Please by Jericho BrownNew Issues (Western Michigan University), 2008

When I saw Mark Doty read at The Center, someone asked him, after the reading, if he could recommend a few other poets—this was one of the books that he mentioned. There are three sections of poems in this book, with each section titled after a button on a stereo, though obviously they’re also words with resonance: REPEAT, and PAUSE, and POWER. Music, both as trope and as thing, the idea of song and actual songs and musicians, figure heavily. (Since my musical knowledge skews towards white girls with guitars, I had some fun after reading this sitting at my computer and finding YouTube videos of songs like Billy Strayhorn’s “Lush Life” and “And I Am Telling You I’m Not Going” (from Dreamgirls) and “Memory Lane” by Minnie Riperton.)

As for the poems themselves, I like how they’re smart and conversational, I like their wryness, and I like that they’re poems that tell stories.

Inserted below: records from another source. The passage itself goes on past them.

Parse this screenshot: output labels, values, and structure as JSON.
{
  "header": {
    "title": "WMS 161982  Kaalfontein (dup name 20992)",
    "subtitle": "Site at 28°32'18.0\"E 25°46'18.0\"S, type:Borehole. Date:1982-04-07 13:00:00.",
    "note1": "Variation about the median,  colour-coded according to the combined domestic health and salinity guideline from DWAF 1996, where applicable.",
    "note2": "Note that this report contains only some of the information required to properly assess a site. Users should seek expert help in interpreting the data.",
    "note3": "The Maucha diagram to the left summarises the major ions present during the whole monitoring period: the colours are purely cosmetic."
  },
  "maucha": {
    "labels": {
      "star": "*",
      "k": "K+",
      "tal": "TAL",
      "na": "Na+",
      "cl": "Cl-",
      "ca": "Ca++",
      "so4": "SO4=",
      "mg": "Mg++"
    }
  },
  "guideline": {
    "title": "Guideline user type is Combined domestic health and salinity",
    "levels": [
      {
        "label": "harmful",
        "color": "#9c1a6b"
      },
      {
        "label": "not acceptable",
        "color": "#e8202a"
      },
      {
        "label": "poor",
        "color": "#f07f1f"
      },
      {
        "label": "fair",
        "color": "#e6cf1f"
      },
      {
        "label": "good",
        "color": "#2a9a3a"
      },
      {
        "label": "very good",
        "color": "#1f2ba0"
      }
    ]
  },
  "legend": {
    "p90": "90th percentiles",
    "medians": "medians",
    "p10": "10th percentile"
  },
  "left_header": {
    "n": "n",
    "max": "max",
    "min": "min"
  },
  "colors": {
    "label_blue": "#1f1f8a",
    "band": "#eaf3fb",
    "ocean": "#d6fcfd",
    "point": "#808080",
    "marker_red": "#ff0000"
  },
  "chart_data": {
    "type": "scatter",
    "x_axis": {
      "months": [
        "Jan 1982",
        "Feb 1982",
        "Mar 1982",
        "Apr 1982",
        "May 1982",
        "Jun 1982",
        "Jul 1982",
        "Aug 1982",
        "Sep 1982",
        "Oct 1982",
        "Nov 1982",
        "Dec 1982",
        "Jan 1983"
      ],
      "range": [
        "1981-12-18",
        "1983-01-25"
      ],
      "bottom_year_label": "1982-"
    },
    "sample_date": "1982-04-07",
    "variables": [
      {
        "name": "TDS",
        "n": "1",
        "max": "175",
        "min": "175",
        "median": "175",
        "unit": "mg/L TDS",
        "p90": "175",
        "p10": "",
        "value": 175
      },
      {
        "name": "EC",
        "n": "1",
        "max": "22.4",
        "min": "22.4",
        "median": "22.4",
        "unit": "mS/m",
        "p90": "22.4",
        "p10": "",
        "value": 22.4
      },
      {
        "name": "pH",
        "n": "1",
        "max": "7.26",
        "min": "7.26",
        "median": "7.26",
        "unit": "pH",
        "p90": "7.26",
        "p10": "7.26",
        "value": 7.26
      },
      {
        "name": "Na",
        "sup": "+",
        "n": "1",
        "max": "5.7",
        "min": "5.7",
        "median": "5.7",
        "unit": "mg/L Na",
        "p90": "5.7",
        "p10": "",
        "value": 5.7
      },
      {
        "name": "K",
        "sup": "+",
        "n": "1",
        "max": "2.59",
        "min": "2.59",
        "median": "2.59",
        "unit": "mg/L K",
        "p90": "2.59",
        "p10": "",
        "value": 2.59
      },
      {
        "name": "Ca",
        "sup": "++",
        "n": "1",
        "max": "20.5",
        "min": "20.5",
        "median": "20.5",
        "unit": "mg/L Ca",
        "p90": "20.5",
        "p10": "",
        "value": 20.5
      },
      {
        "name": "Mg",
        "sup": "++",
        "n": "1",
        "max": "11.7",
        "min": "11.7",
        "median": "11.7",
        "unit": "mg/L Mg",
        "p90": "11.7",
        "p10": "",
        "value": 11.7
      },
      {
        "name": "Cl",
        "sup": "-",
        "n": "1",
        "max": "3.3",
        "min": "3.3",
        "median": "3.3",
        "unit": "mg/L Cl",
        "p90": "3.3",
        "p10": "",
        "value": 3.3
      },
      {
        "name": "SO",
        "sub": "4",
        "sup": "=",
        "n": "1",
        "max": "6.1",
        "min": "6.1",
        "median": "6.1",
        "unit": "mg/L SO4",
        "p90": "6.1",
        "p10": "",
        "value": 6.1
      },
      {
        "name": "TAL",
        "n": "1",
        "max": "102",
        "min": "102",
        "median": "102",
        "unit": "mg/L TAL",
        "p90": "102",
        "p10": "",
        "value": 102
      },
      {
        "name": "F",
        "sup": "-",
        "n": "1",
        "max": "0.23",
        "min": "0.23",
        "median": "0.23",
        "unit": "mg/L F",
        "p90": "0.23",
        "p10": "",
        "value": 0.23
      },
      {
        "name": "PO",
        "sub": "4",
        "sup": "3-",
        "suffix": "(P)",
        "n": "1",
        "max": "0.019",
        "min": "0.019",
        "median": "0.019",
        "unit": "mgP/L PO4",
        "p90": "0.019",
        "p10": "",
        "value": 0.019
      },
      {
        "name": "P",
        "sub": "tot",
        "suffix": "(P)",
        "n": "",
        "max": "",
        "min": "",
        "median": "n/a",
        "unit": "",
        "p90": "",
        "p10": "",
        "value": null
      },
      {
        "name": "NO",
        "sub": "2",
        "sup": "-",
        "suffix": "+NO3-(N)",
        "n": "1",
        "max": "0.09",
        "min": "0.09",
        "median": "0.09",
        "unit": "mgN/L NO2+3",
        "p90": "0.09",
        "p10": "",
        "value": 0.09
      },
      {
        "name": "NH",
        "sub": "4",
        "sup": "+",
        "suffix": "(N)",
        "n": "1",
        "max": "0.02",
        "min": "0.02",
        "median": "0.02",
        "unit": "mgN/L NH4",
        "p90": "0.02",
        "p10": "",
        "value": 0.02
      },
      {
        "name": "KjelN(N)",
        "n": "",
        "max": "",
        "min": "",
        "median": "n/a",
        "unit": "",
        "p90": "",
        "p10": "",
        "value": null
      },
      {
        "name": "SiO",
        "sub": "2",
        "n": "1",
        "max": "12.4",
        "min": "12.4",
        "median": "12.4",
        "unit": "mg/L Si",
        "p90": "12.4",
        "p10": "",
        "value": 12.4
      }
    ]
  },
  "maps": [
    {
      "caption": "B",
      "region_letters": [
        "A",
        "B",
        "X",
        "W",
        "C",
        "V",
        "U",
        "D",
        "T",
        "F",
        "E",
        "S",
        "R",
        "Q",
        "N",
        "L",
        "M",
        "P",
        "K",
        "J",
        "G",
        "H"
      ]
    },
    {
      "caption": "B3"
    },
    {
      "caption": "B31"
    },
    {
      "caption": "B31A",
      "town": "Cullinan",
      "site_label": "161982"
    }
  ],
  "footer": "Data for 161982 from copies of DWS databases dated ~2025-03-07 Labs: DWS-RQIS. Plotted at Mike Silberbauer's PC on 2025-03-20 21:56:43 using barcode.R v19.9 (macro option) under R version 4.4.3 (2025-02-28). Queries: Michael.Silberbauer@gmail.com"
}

There’s casual violence in these poems, a father beating his son with a leather belt, a backhanded slap across the cheek, and racism and dirt and grit and cockroaches teeming in the kitchen, but that isn’t to say they’re unpleasant to read. I like “Track 3 (Back down) Memory Lane” lots, the way it creates the world of a city/neighborhood, Friday-night gambling in Shreveport in the narrator’s grandmother’s house, guns and drugs outside, but inside, a sort of cozy chaos, Minnie Riperton on the stereo. I like how Diana Ross narrates one poem, Janis Joplin another; I like the way poems focused on these cultural figures are interspersed with poems that are highly personal, all about the narrator’s family (mother and child leaving a violent father, but just walking a few blocks then coming back; grandmother scrubbing the narrator’s sister’s neck ’til it bleeds, to get the dirt off, not realizing the “dirt” is just her skin color). Other favorites are “Lunch,” “I Have Just Picked Up a Man,” and “Betty Jo Jackson,” the last of which is about the narrator’s parents when they were still dating and his mother was still “fierce,” “when she still/Wanted a fight” (48).